By now, there are probably about forty of us milling around in the converted loft/office. And of everyone here – innovators, entrepreneurs, quants, creatives – the one thing that we all have in common is that we live in New York. People came to the city from all over, some lifelong residents and others new transplants. I still consider New York home, even though I haven’t lived here since before I was old enough to vote. But things change, neighborhoods gentrify, friends move on. At first they still send you invitations to weddings and baby showers, but pretty soon they get used to you not being around. After a while, you get used to missing things too.
I still remember the first time I left. It was a few days before my flight and we were eating dinner in New Jersey (don’t ask me why): expensive steak and wine, to celebrate. My dad had Duke Ellington on in the car, and as we drove back home over the George Washington Bridge, he said out loud from the driver’s seat: “She sure is pretty, ain’t she?”
I looked around, half expecting to find someone other than my brother sitting up in the passenger seat. But he pointed out the window at the skyline as it was coming into view, bright lights reflecting sublimely off the water. I looked up at the skyscrapers with a mixture of awe and revelation. It was pretty, I reasoned, and yet even from just across the river something about it had already looked different, like the city that I was born into was now resolutely and unsympathetically not my own.
In New Haven, I don’t have the same problem; it was never a city that was mine to claim. I have Mark, my coworkers, my hairdresser. I didn’t think too much about moving there – it was a city like any other, replete with new friendships and new starts. None of my other girlfriends could understand it – with my entire social network still in New York why I was inventing reasons for living anywhere else.
“It’s only two hours away,” I argued, trying to level with them. “It’s not so bad.” But even then, New Haven started to sound like an overcooked turkey or an iPhone 4; I knew no one who lived in New York would really buy it.

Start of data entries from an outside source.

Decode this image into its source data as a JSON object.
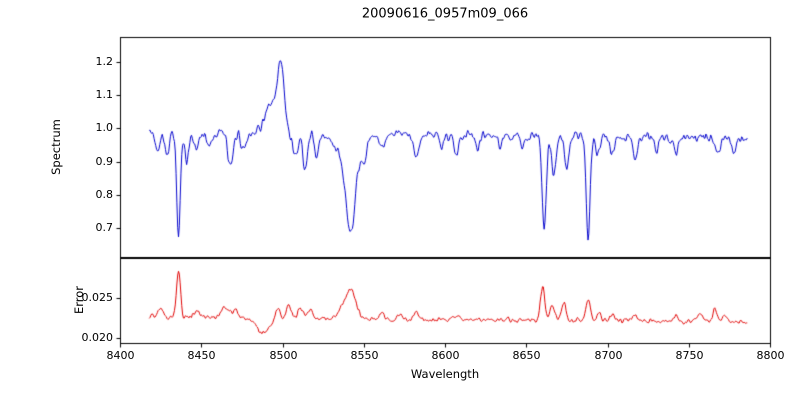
{
  "chart_data": {
    "type": "line",
    "title": "20090616_0957m09_066",
    "xlabel": "Wavelength",
    "xlim": [
      8400,
      8800
    ],
    "xticks": [
      8400,
      8450,
      8500,
      8550,
      8600,
      8650,
      8700,
      8750,
      8800
    ],
    "xtick_labels": [
      "8400",
      "8450",
      "8500",
      "8550",
      "8600",
      "8650",
      "8700",
      "8750",
      "8800"
    ],
    "x_start": 8418,
    "x_end": 8786,
    "x_step": 0.5,
    "noise_seed": 42,
    "grid": false,
    "legend": "none",
    "panels": [
      {
        "name": "spectrum",
        "ylabel": "Spectrum",
        "color": "#0000cc",
        "ylim": [
          0.613,
          1.275
        ],
        "ytick_values": [
          0.7,
          0.8,
          0.9,
          1.0,
          1.1,
          1.2
        ],
        "ytick_labels": [
          "0.7",
          "0.8",
          "0.9",
          "1.0",
          "1.1",
          "1.2"
        ],
        "baseline_start": 0.99,
        "baseline_end": 0.97,
        "noise_amp": 0.016,
        "features": [
          [
            8423,
            1.5,
            -0.05
          ],
          [
            8429,
            1.2,
            -0.07
          ],
          [
            8436,
            1.1,
            -0.32
          ],
          [
            8441,
            1.3,
            -0.09
          ],
          [
            8447,
            1.5,
            -0.05
          ],
          [
            8455,
            1.5,
            -0.04
          ],
          [
            8468,
            1.6,
            -0.11
          ],
          [
            8476,
            1.5,
            -0.05
          ],
          [
            8493,
            4.0,
            0.08
          ],
          [
            8499,
            2.0,
            0.19
          ],
          [
            8508,
            1.5,
            -0.07
          ],
          [
            8514,
            1.3,
            -0.11
          ],
          [
            8521,
            1.2,
            -0.07
          ],
          [
            8542,
            2.8,
            -0.22
          ],
          [
            8541,
            7.0,
            -0.08
          ],
          [
            8550,
            1.5,
            -0.05
          ],
          [
            8561,
            1.5,
            -0.04
          ],
          [
            8582,
            1.5,
            -0.07
          ],
          [
            8598,
            1.2,
            -0.04
          ],
          [
            8607,
            1.3,
            -0.06
          ],
          [
            8620,
            1.2,
            -0.04
          ],
          [
            8634,
            1.2,
            -0.04
          ],
          [
            8648,
            1.2,
            -0.04
          ],
          [
            8661,
            1.3,
            -0.28
          ],
          [
            8667,
            1.3,
            -0.12
          ],
          [
            8675,
            1.2,
            -0.1
          ],
          [
            8688,
            1.2,
            -0.31
          ],
          [
            8694,
            1.2,
            -0.06
          ],
          [
            8703,
            1.2,
            -0.05
          ],
          [
            8717,
            1.3,
            -0.06
          ],
          [
            8730,
            1.2,
            -0.04
          ],
          [
            8742,
            1.2,
            -0.04
          ],
          [
            8768,
            1.3,
            -0.05
          ],
          [
            8778,
            1.2,
            -0.04
          ]
        ]
      },
      {
        "name": "error",
        "ylabel": "Error",
        "color": "#e00000",
        "ylim": [
          0.0194,
          0.0299
        ],
        "ytick_values": [
          0.02,
          0.025
        ],
        "ytick_labels": [
          "0.020",
          "0.025"
        ],
        "baseline_start": 0.0226,
        "baseline_end": 0.022,
        "noise_amp": 0.00035,
        "features": [
          [
            8425,
            1.5,
            0.0012
          ],
          [
            8436,
            1.2,
            0.0058
          ],
          [
            8448,
            2.0,
            0.0008
          ],
          [
            8465,
            2.5,
            0.0013
          ],
          [
            8471,
            1.5,
            0.001
          ],
          [
            8488,
            4.0,
            -0.0018
          ],
          [
            8497,
            1.5,
            0.0012
          ],
          [
            8504,
            1.5,
            0.0016
          ],
          [
            8511,
            1.5,
            0.0014
          ],
          [
            8517,
            1.5,
            0.001
          ],
          [
            8536,
            2.0,
            0.001
          ],
          [
            8542,
            3.0,
            0.0038
          ],
          [
            8561,
            1.5,
            0.0007
          ],
          [
            8572,
            1.5,
            0.0006
          ],
          [
            8582,
            1.5,
            0.0008
          ],
          [
            8607,
            1.5,
            0.0006
          ],
          [
            8660,
            1.3,
            0.0042
          ],
          [
            8666,
            1.5,
            0.0018
          ],
          [
            8673,
            1.3,
            0.0022
          ],
          [
            8688,
            1.3,
            0.0026
          ],
          [
            8695,
            1.3,
            0.001
          ],
          [
            8703,
            1.3,
            0.0008
          ],
          [
            8717,
            1.5,
            0.0007
          ],
          [
            8742,
            1.5,
            0.0006
          ],
          [
            8757,
            1.5,
            0.001
          ],
          [
            8766,
            1.4,
            0.0016
          ],
          [
            8772,
            1.3,
            0.0008
          ]
        ]
      }
    ]
  }
}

By the end of the night, I probably had a dozen or more conversations, each one full of the life stories I came to expect from meeting people abroad, only it was here, just a few miles from where I grew up. And each one seemed to wear down my defenses. I still harbor some of my misgivings about New York – the artifice, the cost, the time it takes to get just about anywhere. But it is also exciting the way people described the city as a place of connection and transformation, of movement and energy, a city that’s truly as pretty as you make it.
It is almost midnight when I gather my jacket and get ready to leave. There are still plenty of people left, but the train schedule gets fickle after midnight, and I already know it will be a long trip.
“Those cookies were amazing, by the way,” I hear a voice say. He has a vest on over his flannel shirt and shoots me a look that is half-genial, half-pining.
“Just don’t blame me if you don’t wake up in the morning,” I say, packing up what is left of them into my bag.
I tell him that I would stay longer but I have to catch a train back to New Haven. I half-expect him to say something about the commute or whether it wouldn’t just be easier to stay in the city, but instead he asks, simply: “Do you ever think you’ll move back to New York?”
I loop the bag over my shoulder and peer at him from the door. There are some places you choose to go; others, it seems, you can’t fully escape.